Los Oklahoma City Thunder, actuales campeones de la NBA, han recibido un duro golpe en sus aspiraciones de repetir el título. La organización confirmó que su estrella y All-NBA, Jalen Williams, ha sido diagnosticado con una distensión en el isquiotibial derecho y permanecerá fuera de las canchas de manera indefinida.
La lesión ocurrió durante el segundo cuarto de la derrota del sábado ante los Miami Heat, cuando Williams se desplomó tras un pase acrobático, tomándose inmediatamente la parte posterior de su pierna. Aunque inicialmente se reportó como "dolor en el muslo", los exámenes realizados el domingo confirmaron la gravedad de la dolencia.
Un año marcado por las bajas
Esta es la segunda ausencia prolongada para J-Dub en lo que va de la campaña 2025-26. Cabe recordar que el escolta ya se perdió los primeros 19 partidos de la temporada mientras se recuperaba de dos cirugías en su muñeca derecha, realizadas tras la conquista del anillo en 2025.
Pese a haber disputado solo 24 encuentros este año, Williams estaba siendo una pieza fundamental con promedios de 16.8 puntos, 5.6 asistencias y 4.8 rebotes, consolidándose como el escudero perfecto de Shai Gilgeous-Alexander.

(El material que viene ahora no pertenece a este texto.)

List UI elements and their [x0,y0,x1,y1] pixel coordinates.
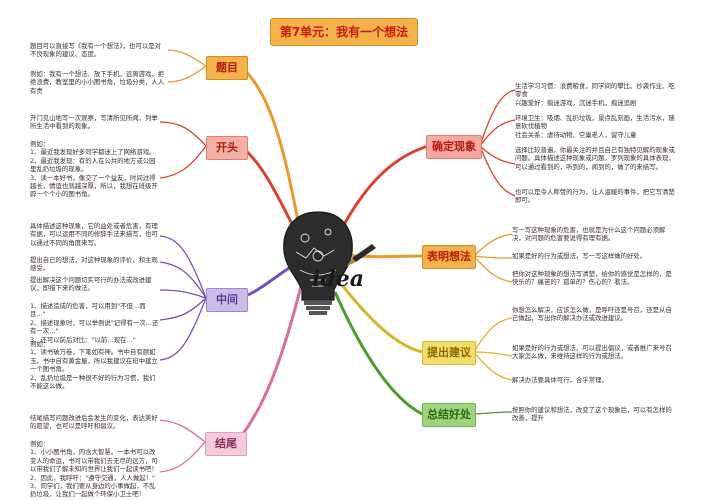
phenomenon-text-2: 环境卫生：吸烟、乱扔垃圾，景点乱刻画，生活污水，随意砍伐植物 社会关系：虐待动物… [515,114,675,139]
node-middle[interactable]: 中间 [206,288,248,312]
branch-phenomenon [338,144,429,233]
branch-topic [239,64,302,233]
opening-text-1: 开门见山地写一次观察，写清所见所闻，列举所生活中看到的现象。 [30,114,158,131]
ending-text-2: 例如： 1、小小图书角，内含大智慧。一本书可以改变人的命运，书可以带我们去无尽的… [30,440,158,499]
phenomenon-text-1: 生活学习习惯：浪费粮食，同学间的攀比、抄袭作业、吃零食 兴趣爱好：痴迷游戏，沉迷… [515,82,675,107]
node-topic[interactable]: 题目 [206,56,248,80]
middle-text-3: 提出解决这个问题切实可行的办法或改进建议，即措下来的做法。 [30,276,152,293]
summary-text-1: 按照你的建议和想法，改变了这个现象后，可以有怎样的改善，提升 [512,406,672,423]
node-phenomenon[interactable]: 确定现象 [426,135,482,159]
idea-logo-text: idea [312,266,364,292]
lightbulb-icon [283,211,353,315]
opinion-text-1: 写一写这种现象的危害，也就是为什么这个问题必须解决，对问题的危害要说得有理有据。 [512,226,666,243]
phenomenon-text-4: 也可以是令人称赞的行为，让人温暖的事件，把它写清楚即可。 [515,188,675,205]
node-ending[interactable]: 结尾 [205,432,247,456]
opening-text-2: 例如： 1、最近我发现好多同学都迷上了网络游戏。 2、最近我发现：有的人在公共的… [30,140,158,199]
middle-text-2: 提出自己的想法，对这种现象的评价，和主观感受。 [30,256,158,273]
suggestion-text-1: 你想怎么解决，应该怎么做，是呼吁还是号召，还是从自己做起，写出你的解决办法或改进… [512,306,672,323]
opinion-text-2: 如果是好的行为或想法，写一写这样做的好处。 [512,252,647,260]
page-title: 第7单元：我有一个想法 [270,18,418,46]
fountain-pen-icon [347,244,376,266]
suggestion-text-2: 如果是好的行为或想法，可以提出倡议，或者推广来号召大家怎么做，来维持这样的行为或… [512,344,672,361]
middle-text-4: 1、描述造成的危害，可以用到"不但…而且…" 2、描述现象时，可以举例说"记得有… [30,302,159,344]
middle-text-5: 例如： 1、读书破万卷，下笔如有神。书中自有颜如玉，书中自有黄金屋，所以我建议在… [30,340,158,391]
middle-text-1: 具体描述这种现象，它的益处或者危害，有理有据，可以运用不同的修辞手法来描写，也可… [30,222,158,247]
ending-text-1: 结尾描写问题改进后会发生的变化，表达美好的愿望，也可以是呼吁和倡议。 [30,414,158,431]
branch-summary [333,291,423,416]
node-summary[interactable]: 总结好处 [422,403,476,427]
node-suggestion[interactable]: 提出建议 [422,341,476,365]
branch-ending [234,281,304,444]
branch-suggestion [340,284,423,354]
topic-text-1: 题目可以直接写《我有一个想法》，也可以是对不良现象的建议、态度。 [30,42,162,59]
branch-opening [239,144,300,237]
phenomenon-text-3: 选择比较普遍，你最关注的并且自己有独特见解的现象或问题。具体描述这种现象或问题，… [515,146,675,171]
topic-text-2: 例如：我有一个想法、放下手机，远离游戏、拒绝浪费，教室里的小小图书角，垃圾分类，… [30,70,165,95]
node-opening[interactable]: 开头 [206,136,248,160]
suggestion-text-3: 解决办法要具体可行，合乎常理。 [512,376,608,384]
opinion-text-3: 把你对这种现象的想法写清楚，给你的感觉是怎样的，是快乐的？痛苦的？孤单的？伤心的… [512,270,672,287]
branch-opinion [344,253,423,259]
node-opinion[interactable]: 表明想法 [422,245,476,269]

El curioso dato de los Thunder sin "JDub"
Aunque la pérdida de un jugador de su calibre es devastadora sobre el papel, las estadísticas de esta temporada cuentan una historia inusual. Durante la primera ausencia de Williams este año, el equipo registró un impresionante récord de 18 victorias y solo 1 derrota.
No obstante, los analistas advierten que la profundidad del equipo será puesta a prueba al máximo, especialmente con la baja también prolongada del pívot Isaiah Hartenstein.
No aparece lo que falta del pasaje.